Opinion

Can Mahdi tame Iraq’s militias?

July 10, 2019

When it comes to militias, he who pays the piper does not always call the tune. The 2011 Libyan revolution was won by a hotchpotch of different militias. Probably the worst mistake made by the National Transitional Council (NTC) was putting these fighters on the payroll until it could rebuild the country’s police and army. The idea was they would form the core of new security forces. But it never happened. Militia warlords and their men were too jealous of their newfound power.

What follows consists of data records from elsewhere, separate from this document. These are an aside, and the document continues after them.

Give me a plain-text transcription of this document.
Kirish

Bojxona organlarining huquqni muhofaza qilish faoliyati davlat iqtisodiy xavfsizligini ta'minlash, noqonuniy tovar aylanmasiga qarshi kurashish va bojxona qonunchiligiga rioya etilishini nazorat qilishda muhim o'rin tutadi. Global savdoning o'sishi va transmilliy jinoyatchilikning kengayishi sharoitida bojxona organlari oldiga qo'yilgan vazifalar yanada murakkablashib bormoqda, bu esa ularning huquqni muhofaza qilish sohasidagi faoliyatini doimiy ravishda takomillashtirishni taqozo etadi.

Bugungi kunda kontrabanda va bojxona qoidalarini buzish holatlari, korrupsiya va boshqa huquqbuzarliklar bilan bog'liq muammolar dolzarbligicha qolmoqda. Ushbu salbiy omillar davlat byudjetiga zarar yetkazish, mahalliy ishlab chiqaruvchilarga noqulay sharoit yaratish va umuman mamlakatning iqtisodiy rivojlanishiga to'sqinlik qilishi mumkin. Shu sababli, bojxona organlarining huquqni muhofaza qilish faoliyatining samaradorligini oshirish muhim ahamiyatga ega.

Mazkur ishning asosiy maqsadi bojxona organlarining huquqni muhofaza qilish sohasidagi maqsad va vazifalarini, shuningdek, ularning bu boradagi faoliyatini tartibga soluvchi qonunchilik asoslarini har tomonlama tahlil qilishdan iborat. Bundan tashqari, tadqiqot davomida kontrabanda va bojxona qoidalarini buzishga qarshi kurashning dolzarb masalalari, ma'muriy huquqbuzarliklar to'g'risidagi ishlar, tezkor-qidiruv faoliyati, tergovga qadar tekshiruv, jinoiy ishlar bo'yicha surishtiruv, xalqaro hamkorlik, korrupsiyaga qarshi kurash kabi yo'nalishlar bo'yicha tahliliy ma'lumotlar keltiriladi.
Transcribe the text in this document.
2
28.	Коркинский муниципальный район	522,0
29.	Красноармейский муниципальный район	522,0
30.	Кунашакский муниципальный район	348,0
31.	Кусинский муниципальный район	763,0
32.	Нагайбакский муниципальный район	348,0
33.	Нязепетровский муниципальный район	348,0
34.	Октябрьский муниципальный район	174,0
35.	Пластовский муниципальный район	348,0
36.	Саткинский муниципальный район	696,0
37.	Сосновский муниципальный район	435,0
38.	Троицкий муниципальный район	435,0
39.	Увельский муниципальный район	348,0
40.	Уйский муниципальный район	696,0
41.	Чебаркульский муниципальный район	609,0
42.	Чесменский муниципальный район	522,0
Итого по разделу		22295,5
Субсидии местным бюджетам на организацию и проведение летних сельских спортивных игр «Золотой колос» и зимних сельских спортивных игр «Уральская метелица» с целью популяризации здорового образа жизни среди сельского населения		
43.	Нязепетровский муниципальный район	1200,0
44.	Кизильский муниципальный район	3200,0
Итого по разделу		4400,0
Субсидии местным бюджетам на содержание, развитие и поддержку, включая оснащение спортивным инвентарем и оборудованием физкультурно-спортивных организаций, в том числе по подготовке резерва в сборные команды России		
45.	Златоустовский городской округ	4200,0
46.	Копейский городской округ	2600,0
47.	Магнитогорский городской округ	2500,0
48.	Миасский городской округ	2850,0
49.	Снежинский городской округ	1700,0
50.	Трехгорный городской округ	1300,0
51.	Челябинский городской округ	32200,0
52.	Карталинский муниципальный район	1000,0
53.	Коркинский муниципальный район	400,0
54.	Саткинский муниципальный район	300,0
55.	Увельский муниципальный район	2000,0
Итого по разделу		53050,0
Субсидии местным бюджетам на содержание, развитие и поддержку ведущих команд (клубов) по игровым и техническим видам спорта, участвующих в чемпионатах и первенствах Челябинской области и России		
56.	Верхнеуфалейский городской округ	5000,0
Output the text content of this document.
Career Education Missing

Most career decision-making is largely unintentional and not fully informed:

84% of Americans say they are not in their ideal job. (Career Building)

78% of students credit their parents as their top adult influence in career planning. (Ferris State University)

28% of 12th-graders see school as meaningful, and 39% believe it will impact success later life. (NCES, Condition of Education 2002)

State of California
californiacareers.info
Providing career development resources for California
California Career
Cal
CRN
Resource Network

The story has been similar in Iraq. The national army was deliberately hollowed out during the eight-year misrule of Nouri Al-Maliki who appointed unqualified cronies to senior command positions. Thus, when a small force of Daesh (the self-proclaimed IS) terrorists approached Mosul, the magnificently-equipped but poorly-trained and badly-led troops cut and ran, leaving most of their weaponry behind them.

In the end it was the Hashd Al-Shaabi militias, the Popular Mobilization Forces (PMF), that led the ground fighting that drove Daesh butchers from Iraq, under an umbrella of Coalition warplanes, which included a contingent from the Kingdom. Last year Baghdad followed the unwise example of the Libyan NTC and agreed to pay militias the same salaries as members of the armed forces. While premier Adel Abdul Mahdi had been under pressure to make the move he may also have calculated that if the Iraqi government paid the militiamen, they would no longer require the covert funding lavished on them by the Iranian regime. He might also have imagined that if his government became the formal paymaster, it could tell the militias what to do. If this was his thinking, it was risky. Iran is not going to be eased out of Iraq so easily and the militias are hardly going to refuse Tehran gold.

But now Mahdi has taken what he doubtless sees is the next logical step, issuing a decree that the PMF are to operate as an indivisible part of the regular armed forces and are subject to the same discipline. It remains to be seen if this works. In his favor, Mahdi has received the support of two militia leaders, the more significant being Muqtada Al-Sadr, who played a key role in backing the politically independent 76- year-old Mahdi for the premiership last November. But other warlords will be less willing to come under direct army orders. They may not defy the government openly, but in the field they can quite easily ignore the military high command, unless it suits them.

And there is another point about militias that is well-illustrated by what happened in Libya. In the aftermath of victory, many of the best thuwar (fighters) put aside their weapons and returned to their civilian jobs. At the same time many young men who had avoided the fighting, among them criminals and ne’er-do-wells, flocked to the militias and gloried in the thuwar status they had never earned. These gun-toting thugs, still paid out of oil revenues, enriched themselves through kidnapping, extortion, bank fraud and fuel and people smuggling. Their unwillingness to integrate into the security forces or go home to admittedly now poor chances of decent employment has lain at the heart of Libya’s current bloody tragedy. Might the same danger now face Iraq?